June 6, 2019 – How is it possible to pay homage to a beloved dog in a few sentences? Gus Kilgour and his forever mom, Maureen, have been passionate supporters of Morris Animal Foundation’s Golden Retriever Lifetime Study from the time recruitment began.
Maureen and her husband, Jim, met 17-month-old Gus when he was put up for adoption. Upon receiving a diagnoses of elbow dysplasia, his first owners relinquished Gus in favor of a dog that could run with them. Other potential adopters passed him by and Maureen knew that would continue – few folks wanted to adopt a dog with a medical condition. Maureen also was cautioned not to adopt a dog with elbow dysplasia. Maureen understood their concern, listened, looked at the dog in front of her, and knew he was meant to be hers. She, Jim and Gus would tackle the medical issues together.
Gus’s Gotcha Day with the Kilgours was April 3, 2010. By the time the Study launched in 2012, he was beyond the maximum enrollment age of 2 years. Nonetheless, Maureen and her Gus became a constant presence on the 3000 Strong Community Supporters’ Facebook page. We all became familiar with Gus’s smile and came to know him as his true self; Gus da Silly Goose.
The first thing Gus did when he came to his forever home was to quietly crawl across the floor and sidle up to his new brother, Dylan, giving him a soft kiss on the face. He seemed to know that Dylan was an older gentleman and needed to be treated with calm reverence.
That was the beginning of Maureen recognizing Gus had the temperament and personality to be a therapy dog.
With a new titanium plate in his leg to help combat the dysplasia, Gus began his career as a therapy dog at Utah State Hospital, specializing in loving and encouraging adults and teenagers in the psychiatric department.
Gus continued working and living life to the fullest until 2016 when a grand mal seizure led to a diagnosis of B-cell lymphoma. Throughout six months of chemotherapy, whenever he was feeling up to it, Gus continued to make his rounds at Utah State Hospital, giving and receiving healing love.
Chemotherapy was successful, and Gus was 22 months in remission when it was discovered he had a severe heart arrhythmia, believed to be a result of chemotherapy. After several weeks on various medications, Gus was back to a normal rhythm. Barely two months later, Gus was in renal failure. The suspected cause was a resurgence of lymphoma that was now affecting his GI tract. Maureen and Jim helped Gus move on to the rainbow bridge on April 1, 2019.
Throughout all his medical ups and downs, Gus was a trooper and on good days still enjoyed burying his head in an unintentionally open food bin, carrying one of his many “babies” around the house and offering that smile to everyone.
Gus’s attitude and genuine love of being silly and happy shine in all of Maureen’s Facebook posts.
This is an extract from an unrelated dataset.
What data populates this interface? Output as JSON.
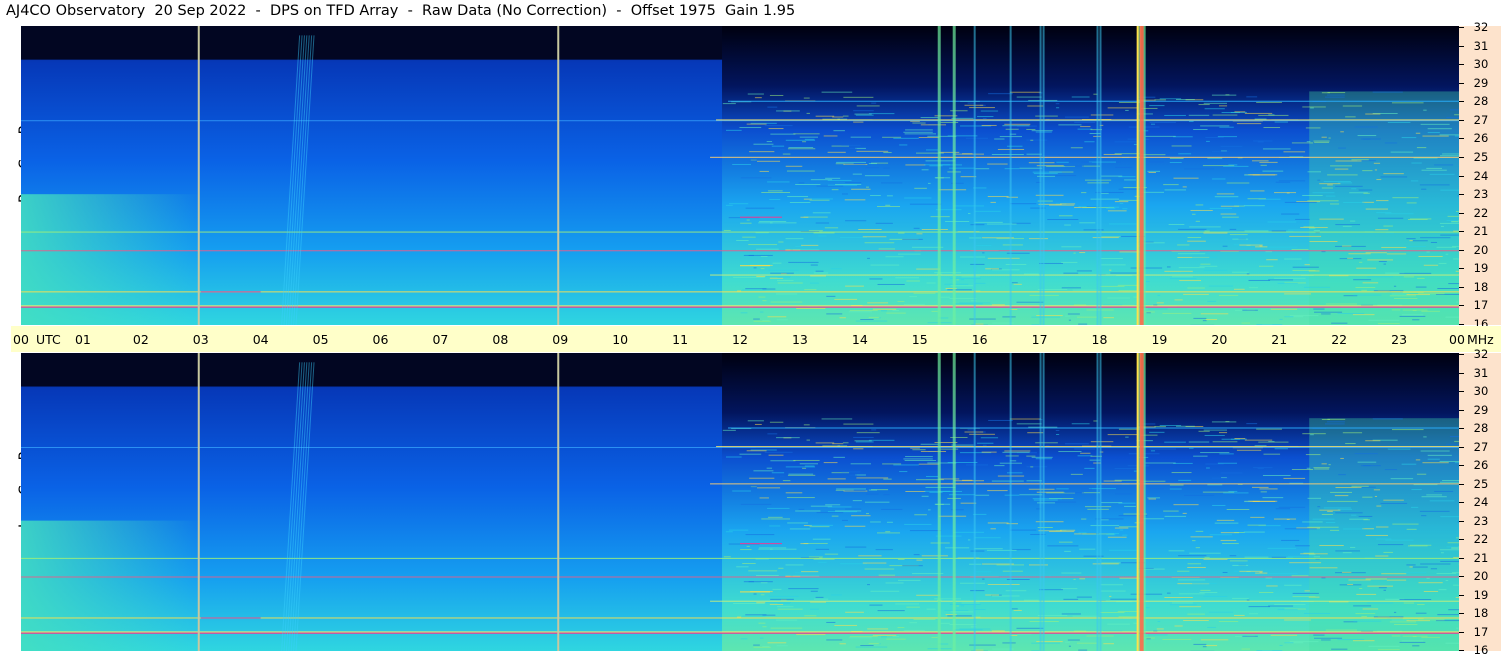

If we’re lucky, we have each loved our own special Gus, simply under a different name. Gus da Silly Goose demonstrated courage, love and hope to our 3000 Strong Community. One of the many nicknames Maureen had for him was “Mender of Broken Hearts.”
Maureen promises to continue posting happy, goofy and silly pictures of Gus. It will be his way of mending our broken hearts. Thank you, Gus, Maureen and Jim. We persist to search for answers to lymphoma and other deadly diseases in honor of you and all our incredible heroes and supporters.